Russell missed an opportunity for a two-for-one possession towards the end of the game. Russell will learn to manage the clock better over time with more experience. On the game-tying attempt, Russell made a good pump fake to create space and get his shot off, which ultimately clanged off the rim.
After getting trapped in the corner with 20 seconds left in the game against Cleveland after trying to bail out Jarrett Allen, who picked up his dribble, Russell was forced to heave a desperation shot while trying to draw a foul. He nearly sent the Sacramento game to a second overtime Thursday but also came up short. These experiences will prove invaluable long-term for Russell as Brooklyn hopes to see more late-game heroics instead of shaking his head.

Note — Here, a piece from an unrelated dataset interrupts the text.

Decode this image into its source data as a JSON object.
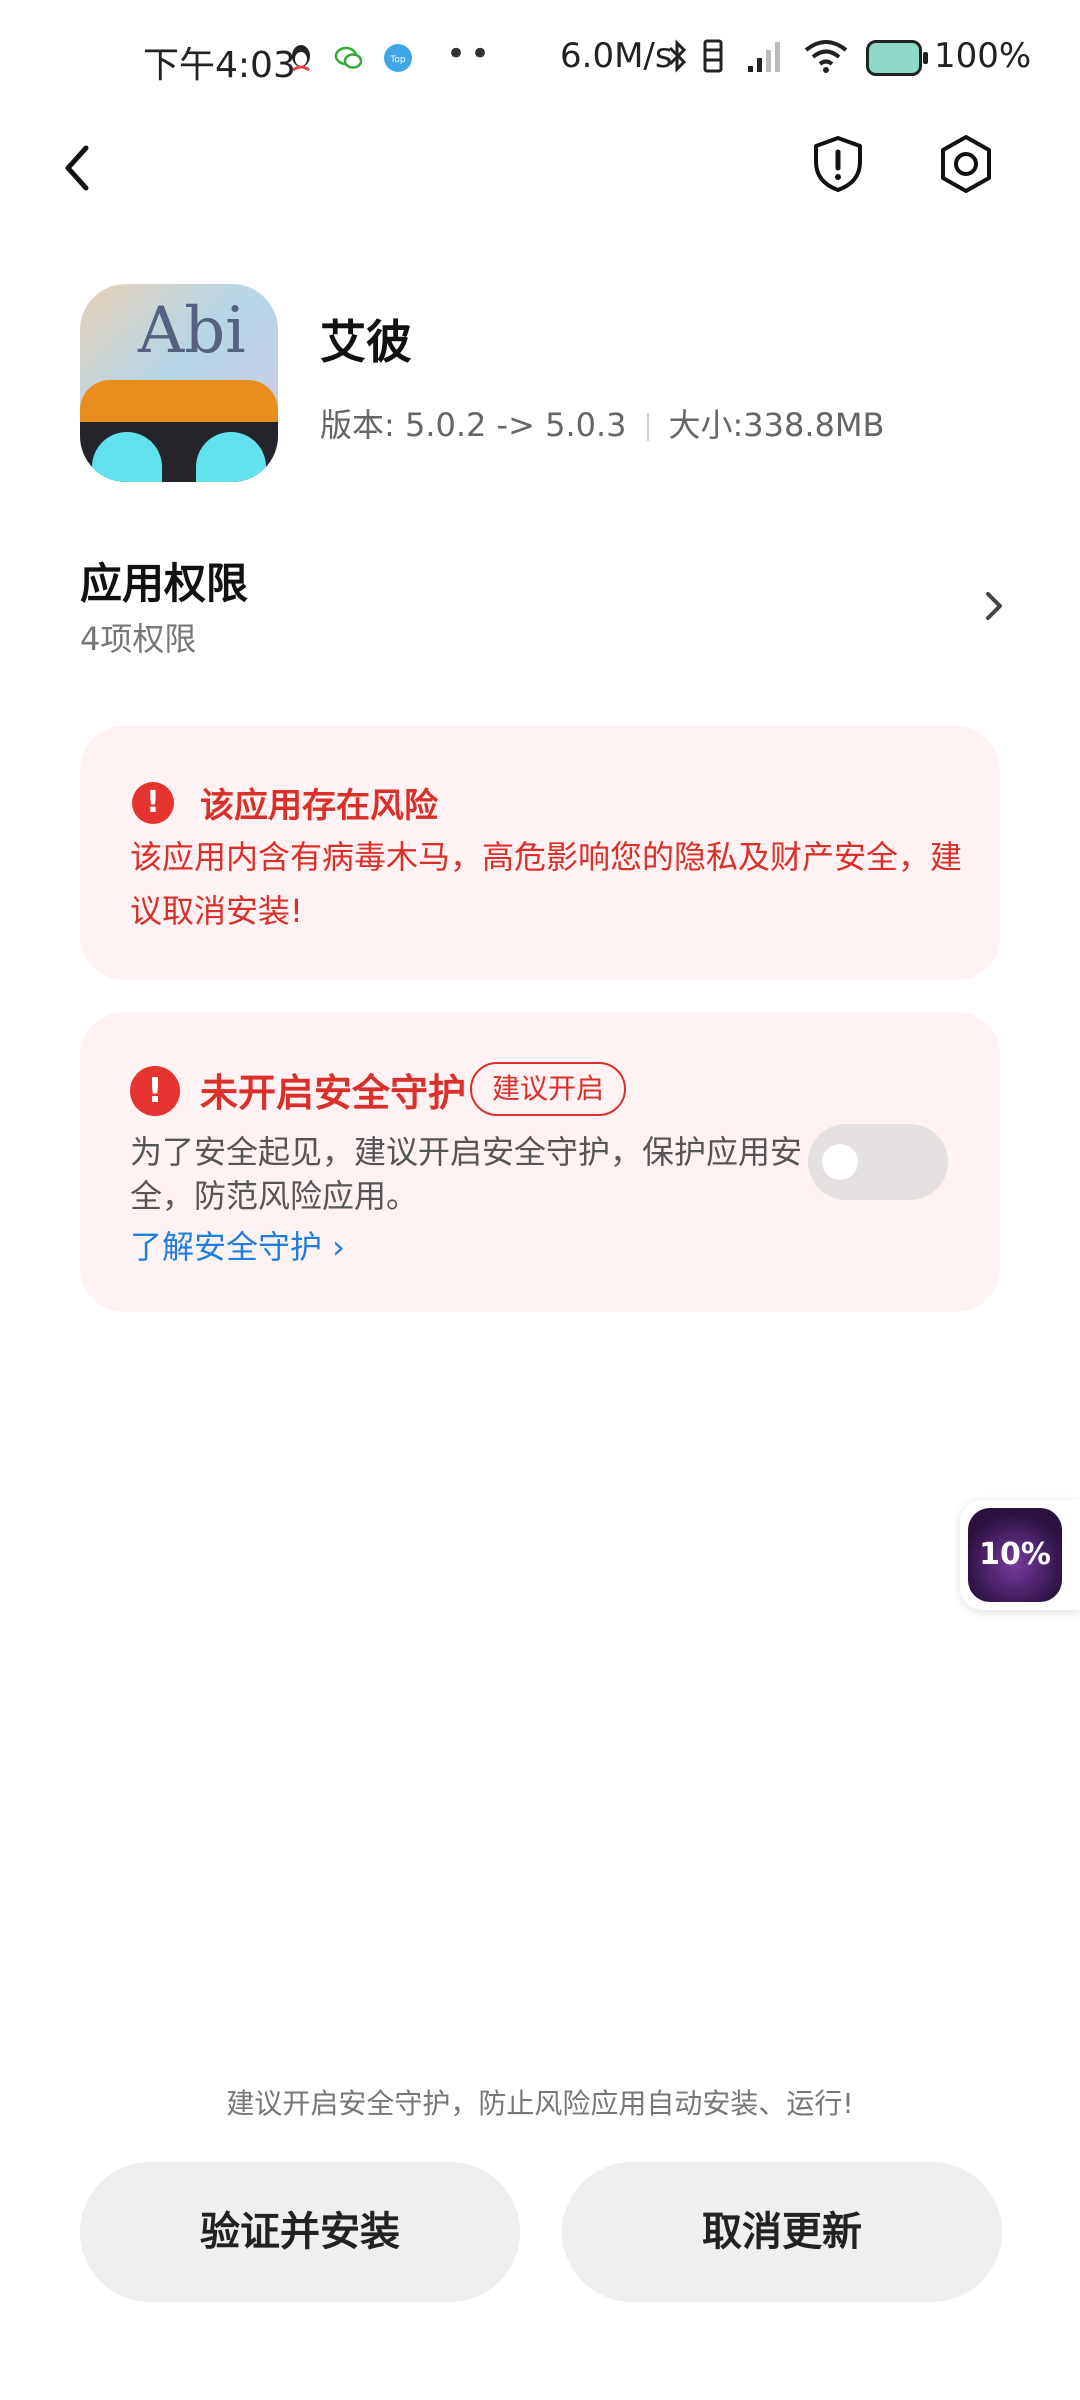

Bottom line, DLo is a talent, but he also just turned 22, just returned from injury and is moving between the 1 and the 2, learning as he —and Dinwiddie— go. Those are all ingredients for mental mistakes. Gotta deal with it.
One big thing in his favor: He isn’t shying away from questions on these issues or dealing with the consquences. He knows the expectations. He knows it will take time ... and it will.